Владимир Шапко - Парус (сборник)
Но фиксатый почему-то не смеялся, сказал задумчиво:
– Значит, тоже бит бывал… папаша…
– Ещё как, ещё как, мил человек! – опять засмеялся Панкрат Никитич, но увидел, что фиксатый поднимается, всполошился: – Куда ж ты, сынок? Посиди. Чайку сейчас сообразим. А?.. Посиди…
– Спасибо, папаша, да выходить мне скоро… – Фиксатый постоял и добавил странное для старика: – Живи, значит, отец… Не нашёл я тебя… – И подмигнул, сверкнув фиксами озорно: – Эх, и весёлый ты мужик, пап-паша! – И исчез, как появился.
12Мало обращая внимания на бесконечно журчащие речи супруга, Меланья Федосеевна без устали перебирала и перебирал все свои сидорки и мешочки. Ощупает сидор – и запустится в него по локоть. И замрёт испуганно. Как в памяти свой дырявой.
Мужа это, видно, отвлекало от спокойного развития мыслей, раздражало. Он прерывался. Смотрел на неё. С лёгоньким, осмелевшим презреньицем…
– Ну, чего потеряла там?..
– Ничего, ничего! Болтай знай! – тут же «вспоминалась» в мешке Меланья Федосеевна. Завязывала его с облегчением, ставила под полку. Как бы к общей памяти своей. Но тут же хватала другой мешок – и опять по локоть в испуге…
– Вот ить, баба! – совсем уж смело смеялся Панкрат Никитич, затем продолжал развивать свою прерванную мысль Кате и Митьке: – …Так вот, я и говорю: не в табаке там дело, или чтобы посуда у каждого своя. Не в этом дело! Вера, вера кержацкая самая строгая была! Вот об чём речь!..

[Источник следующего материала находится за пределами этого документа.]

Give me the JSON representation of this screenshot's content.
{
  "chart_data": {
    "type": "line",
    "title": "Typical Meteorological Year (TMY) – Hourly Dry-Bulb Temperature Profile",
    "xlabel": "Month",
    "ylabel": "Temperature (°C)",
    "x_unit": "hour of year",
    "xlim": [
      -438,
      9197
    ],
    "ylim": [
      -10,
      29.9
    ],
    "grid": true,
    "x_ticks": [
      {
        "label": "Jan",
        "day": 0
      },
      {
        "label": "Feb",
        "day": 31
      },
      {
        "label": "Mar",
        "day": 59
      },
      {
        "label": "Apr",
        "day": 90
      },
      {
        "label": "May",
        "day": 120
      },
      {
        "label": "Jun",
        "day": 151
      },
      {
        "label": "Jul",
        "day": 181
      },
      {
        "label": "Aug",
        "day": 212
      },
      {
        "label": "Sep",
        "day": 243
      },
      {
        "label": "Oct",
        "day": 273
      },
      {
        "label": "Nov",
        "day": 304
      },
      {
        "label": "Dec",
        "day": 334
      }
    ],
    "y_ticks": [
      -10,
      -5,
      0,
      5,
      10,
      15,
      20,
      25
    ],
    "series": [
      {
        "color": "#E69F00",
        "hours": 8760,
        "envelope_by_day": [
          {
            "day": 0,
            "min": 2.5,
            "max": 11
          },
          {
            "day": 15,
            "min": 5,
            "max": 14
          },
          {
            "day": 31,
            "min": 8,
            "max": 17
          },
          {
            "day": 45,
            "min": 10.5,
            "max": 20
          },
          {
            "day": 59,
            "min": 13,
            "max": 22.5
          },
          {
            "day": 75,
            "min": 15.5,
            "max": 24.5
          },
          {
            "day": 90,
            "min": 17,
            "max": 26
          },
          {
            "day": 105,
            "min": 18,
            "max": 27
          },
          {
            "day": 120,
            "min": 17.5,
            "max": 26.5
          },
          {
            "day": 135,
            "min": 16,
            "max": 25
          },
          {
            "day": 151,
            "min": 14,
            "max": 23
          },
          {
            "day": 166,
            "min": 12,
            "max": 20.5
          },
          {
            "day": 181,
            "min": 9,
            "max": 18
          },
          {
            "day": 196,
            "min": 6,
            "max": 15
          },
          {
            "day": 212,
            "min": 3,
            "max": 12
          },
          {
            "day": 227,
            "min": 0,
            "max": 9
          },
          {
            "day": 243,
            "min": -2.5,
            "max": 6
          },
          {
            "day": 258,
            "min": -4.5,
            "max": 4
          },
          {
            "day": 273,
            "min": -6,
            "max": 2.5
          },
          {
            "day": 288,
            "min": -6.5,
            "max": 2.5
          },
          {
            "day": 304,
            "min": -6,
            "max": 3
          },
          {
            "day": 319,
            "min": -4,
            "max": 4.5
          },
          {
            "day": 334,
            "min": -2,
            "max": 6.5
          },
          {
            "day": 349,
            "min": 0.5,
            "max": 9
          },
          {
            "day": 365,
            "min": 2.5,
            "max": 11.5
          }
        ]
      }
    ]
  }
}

После стычки со слепым Панкрат Никитич не столько умом, сколько сердцем уловил резкую перемену в Кате и Митьке. Целый день прошёл с того момента, а они слова почти не сказали. Не только ему, а и между собой. Сидят оба красные, точно пылают, не смотрят друг на дружку, глаза как в лихорадке. И хотя слушают вроде речи его, смотрят будто бы, а не видят и не слышат. И старик, чувствуя себя в чём-то словно виноватым перед ними, цеплялся за эти их рассыпающиеся взгляды, как-то собрать их старался, оживить, и говорил, говорил без остановки. И наверх этого потока слов выныривало беспокойное, пугливое: заболели? Не похоже. Неужто из-за слепого? Может, я что не так?.. Что с ними?
Ещё с самого начала, когда познакомились, удивило старика – как похожи они. Как отзываются на всё одинаково. Как чувствуют одинаково. Переживают. И смутно ощущал старик, что это не просто нити, что связывают мать и сына. Что-то ещё тут было. Боязливое что-то, напряжённое, больное. Но что связывало их, как близнят, как единоутробных. Однако это что-то они будто скрывали и от людей, и друг от друга. И, походило, даже от самих себя… Удивляло ещё его, что вот едут они уже несколько суток, а ни разу не заговорили о том, к кому едут. Об отце, о муже. Едут к нему и не говорят о нём. Ни жена, ни сын… А когда он сам осторожно пытается расспросить их – оба разом точно начинают кричать глазами, умоляют, заклинают ими, только б он замолчал об этом. Да что ж там такое-то? Странным, непонятным казалось всё это простодушному старику.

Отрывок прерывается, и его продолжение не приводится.